Metinvest B.V. (Niederlande), die Muttergesellschaft des Bergbau- und Metallkonzerns „Metinvest“, hat die Eurobonds im Wert von 428 Mio. USD mit einem Zinssatz von 8,5 % p. a., deren Fälligkeit am 23. April 2026 war, vollständig zurückgezahlt.
„Der Konzern hat die Rückzahlung der Anleihen 2026 erfolgreich abgeschlossen, was für Metinvest unter den Kriegsbedingungen einen weiteren wichtigen Meilenstein darstellt. Die Rückzahlung erfolgte aus eigenen Mitteln, insbesondere durch die Optimierung des Betriebskapitals“, zitiert die Meldung auf der Website vom Donnerstag den CEO der Metinvest-Gruppe, Jurij Ryschenkow.
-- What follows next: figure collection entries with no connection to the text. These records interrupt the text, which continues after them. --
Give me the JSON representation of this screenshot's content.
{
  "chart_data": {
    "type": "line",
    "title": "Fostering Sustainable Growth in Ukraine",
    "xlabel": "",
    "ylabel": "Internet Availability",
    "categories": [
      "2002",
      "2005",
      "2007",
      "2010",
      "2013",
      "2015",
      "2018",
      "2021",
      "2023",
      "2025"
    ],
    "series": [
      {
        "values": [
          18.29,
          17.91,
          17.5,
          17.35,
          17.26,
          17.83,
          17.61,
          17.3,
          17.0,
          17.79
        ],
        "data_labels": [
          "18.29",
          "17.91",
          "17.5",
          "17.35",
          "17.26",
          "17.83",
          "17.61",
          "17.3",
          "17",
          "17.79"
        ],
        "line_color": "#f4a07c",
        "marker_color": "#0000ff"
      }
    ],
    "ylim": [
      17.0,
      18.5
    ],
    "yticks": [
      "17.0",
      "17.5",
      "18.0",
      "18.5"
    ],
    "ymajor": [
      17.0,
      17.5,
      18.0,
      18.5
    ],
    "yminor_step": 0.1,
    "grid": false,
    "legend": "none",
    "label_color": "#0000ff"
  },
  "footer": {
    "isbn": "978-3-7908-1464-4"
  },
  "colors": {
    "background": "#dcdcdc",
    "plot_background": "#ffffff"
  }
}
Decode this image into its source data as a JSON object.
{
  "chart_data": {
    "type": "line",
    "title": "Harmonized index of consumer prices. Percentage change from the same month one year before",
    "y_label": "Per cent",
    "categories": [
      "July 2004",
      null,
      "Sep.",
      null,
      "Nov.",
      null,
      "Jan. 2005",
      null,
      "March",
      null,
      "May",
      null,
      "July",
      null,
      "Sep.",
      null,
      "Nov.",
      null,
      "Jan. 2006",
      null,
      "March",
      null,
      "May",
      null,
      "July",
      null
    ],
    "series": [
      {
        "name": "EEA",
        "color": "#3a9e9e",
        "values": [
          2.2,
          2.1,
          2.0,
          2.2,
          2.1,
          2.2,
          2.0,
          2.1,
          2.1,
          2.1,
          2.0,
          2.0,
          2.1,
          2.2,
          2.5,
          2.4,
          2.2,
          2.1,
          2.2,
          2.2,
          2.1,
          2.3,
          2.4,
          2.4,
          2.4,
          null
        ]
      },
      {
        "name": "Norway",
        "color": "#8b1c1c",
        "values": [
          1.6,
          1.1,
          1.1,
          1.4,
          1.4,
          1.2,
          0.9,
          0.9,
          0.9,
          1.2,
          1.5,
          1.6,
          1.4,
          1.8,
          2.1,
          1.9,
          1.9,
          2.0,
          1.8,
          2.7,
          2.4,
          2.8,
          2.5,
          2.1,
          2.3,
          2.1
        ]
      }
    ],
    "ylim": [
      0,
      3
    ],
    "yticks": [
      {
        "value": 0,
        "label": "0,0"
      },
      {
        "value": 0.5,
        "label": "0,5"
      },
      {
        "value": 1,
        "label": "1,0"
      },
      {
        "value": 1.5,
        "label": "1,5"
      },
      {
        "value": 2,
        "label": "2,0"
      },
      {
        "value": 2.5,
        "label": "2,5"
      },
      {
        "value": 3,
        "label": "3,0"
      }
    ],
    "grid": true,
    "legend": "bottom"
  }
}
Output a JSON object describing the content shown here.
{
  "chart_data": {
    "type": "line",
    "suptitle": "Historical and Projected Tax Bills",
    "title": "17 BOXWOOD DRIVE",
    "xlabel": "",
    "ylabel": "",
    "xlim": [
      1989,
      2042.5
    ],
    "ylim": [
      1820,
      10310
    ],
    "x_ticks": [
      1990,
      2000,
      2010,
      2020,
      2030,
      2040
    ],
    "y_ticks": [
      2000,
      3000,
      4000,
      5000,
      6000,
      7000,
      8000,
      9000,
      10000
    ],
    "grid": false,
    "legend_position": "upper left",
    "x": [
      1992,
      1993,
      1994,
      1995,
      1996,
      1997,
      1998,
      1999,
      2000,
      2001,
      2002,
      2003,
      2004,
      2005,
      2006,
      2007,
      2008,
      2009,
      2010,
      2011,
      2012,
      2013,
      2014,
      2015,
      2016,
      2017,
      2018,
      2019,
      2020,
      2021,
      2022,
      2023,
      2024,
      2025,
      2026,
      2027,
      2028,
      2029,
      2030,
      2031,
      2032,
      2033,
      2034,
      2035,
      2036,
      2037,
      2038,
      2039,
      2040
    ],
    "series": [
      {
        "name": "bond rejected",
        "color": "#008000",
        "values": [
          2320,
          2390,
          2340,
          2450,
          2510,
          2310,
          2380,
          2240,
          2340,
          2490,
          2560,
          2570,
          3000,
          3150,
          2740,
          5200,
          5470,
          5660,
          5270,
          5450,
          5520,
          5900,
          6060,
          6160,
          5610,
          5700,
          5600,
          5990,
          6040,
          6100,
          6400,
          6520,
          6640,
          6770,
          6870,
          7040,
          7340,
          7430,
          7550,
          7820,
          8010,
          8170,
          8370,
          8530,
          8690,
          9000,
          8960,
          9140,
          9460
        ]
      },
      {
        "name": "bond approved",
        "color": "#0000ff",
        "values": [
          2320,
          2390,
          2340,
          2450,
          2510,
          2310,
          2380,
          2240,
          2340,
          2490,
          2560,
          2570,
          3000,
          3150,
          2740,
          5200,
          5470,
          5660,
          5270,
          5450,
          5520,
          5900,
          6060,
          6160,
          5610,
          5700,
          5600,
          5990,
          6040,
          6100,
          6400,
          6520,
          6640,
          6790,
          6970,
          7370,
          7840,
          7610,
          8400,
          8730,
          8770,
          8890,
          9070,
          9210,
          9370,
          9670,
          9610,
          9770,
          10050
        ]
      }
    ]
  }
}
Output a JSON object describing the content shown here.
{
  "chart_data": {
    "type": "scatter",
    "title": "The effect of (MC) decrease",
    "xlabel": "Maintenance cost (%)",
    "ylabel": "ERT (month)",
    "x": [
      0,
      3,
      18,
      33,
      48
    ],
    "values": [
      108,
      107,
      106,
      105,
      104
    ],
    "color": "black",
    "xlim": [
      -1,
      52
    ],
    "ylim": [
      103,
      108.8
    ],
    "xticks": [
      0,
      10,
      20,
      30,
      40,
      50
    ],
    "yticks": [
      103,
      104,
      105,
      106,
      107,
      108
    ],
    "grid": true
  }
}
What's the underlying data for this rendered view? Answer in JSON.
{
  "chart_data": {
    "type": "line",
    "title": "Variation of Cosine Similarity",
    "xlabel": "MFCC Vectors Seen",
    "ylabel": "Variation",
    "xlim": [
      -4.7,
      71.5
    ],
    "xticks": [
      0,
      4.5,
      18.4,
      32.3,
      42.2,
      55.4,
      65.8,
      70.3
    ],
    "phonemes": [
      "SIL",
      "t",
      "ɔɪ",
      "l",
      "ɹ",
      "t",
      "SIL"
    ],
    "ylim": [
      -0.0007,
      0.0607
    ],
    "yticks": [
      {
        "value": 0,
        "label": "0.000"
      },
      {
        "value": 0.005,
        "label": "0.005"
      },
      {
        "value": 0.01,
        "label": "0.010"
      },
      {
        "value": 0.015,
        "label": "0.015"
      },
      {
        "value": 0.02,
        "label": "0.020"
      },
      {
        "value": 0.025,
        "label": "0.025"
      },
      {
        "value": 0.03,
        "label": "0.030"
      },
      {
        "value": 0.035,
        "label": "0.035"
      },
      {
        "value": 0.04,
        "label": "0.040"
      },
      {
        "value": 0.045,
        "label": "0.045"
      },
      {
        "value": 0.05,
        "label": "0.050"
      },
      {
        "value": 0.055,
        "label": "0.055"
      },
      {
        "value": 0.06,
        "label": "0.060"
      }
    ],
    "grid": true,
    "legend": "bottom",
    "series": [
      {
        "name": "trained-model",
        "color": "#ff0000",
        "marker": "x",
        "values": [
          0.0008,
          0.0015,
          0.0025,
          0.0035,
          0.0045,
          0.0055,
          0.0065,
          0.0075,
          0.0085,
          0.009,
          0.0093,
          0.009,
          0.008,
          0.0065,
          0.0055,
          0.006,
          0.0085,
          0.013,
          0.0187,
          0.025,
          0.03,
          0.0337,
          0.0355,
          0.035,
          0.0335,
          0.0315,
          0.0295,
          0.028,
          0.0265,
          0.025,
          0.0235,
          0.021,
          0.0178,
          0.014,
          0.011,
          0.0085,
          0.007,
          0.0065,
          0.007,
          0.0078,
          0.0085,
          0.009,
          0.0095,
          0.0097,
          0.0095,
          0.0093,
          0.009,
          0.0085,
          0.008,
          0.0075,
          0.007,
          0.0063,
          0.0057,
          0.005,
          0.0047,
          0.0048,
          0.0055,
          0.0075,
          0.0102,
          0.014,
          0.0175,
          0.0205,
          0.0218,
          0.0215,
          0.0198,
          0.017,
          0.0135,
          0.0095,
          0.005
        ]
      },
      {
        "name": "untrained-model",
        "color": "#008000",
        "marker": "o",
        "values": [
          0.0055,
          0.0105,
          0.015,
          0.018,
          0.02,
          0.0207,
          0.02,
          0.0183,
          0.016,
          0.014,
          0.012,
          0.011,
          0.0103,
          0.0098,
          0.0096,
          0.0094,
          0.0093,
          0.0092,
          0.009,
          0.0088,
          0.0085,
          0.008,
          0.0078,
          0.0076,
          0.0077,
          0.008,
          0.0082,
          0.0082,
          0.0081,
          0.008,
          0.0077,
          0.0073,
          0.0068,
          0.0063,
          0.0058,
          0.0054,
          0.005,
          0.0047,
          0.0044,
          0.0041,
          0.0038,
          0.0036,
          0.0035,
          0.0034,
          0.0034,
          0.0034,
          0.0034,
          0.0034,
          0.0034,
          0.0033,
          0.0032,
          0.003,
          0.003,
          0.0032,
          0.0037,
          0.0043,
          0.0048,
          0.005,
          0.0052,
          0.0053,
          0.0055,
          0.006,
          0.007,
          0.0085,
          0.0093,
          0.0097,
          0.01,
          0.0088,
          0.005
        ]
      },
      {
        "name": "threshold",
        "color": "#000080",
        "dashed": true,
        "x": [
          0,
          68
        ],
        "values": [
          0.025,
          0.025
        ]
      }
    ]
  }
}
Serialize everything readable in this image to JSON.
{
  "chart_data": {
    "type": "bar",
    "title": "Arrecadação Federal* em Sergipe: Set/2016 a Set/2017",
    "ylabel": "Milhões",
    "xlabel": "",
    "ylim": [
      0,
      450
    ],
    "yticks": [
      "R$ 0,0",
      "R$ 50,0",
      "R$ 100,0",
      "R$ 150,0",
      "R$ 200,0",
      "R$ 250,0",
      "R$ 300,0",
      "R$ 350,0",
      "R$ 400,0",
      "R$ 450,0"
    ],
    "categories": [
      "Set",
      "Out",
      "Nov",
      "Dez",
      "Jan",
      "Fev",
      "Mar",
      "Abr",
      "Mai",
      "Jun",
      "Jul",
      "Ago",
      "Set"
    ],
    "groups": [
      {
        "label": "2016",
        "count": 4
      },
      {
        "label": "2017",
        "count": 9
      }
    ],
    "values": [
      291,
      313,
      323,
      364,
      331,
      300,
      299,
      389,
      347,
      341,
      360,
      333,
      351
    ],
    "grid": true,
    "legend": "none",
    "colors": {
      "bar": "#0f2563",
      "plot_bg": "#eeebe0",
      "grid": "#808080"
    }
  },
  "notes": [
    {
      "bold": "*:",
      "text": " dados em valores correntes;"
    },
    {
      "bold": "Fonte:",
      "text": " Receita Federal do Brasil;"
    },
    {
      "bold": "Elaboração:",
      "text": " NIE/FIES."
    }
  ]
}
Der CEO erinnerte daran, dass „Metinvest“ bis heute bereits drei Anleiheemissionen vollständig getilgt hat und das Gesamtvolumen der Zahlungen für diese Instrumente 1 Mrd. US-Dollar überstieg.
„Mit der Verbesserung der Marktbedingungen wird Metinvest auch weiterhin Möglichkeiten prüfen, Finanzmittel auf den Fremdkapitalmärkten entsprechend seinen Bedürfnissen zu beschaffen. Diese Rückzahlung bestätigt den disziplinierten Ansatz der Gruppe im Finanzmanagement und die konsequente Erfüllung ihrer Verpflichtungen gegenüber den Stakeholdern“, betonte Ryshenkov.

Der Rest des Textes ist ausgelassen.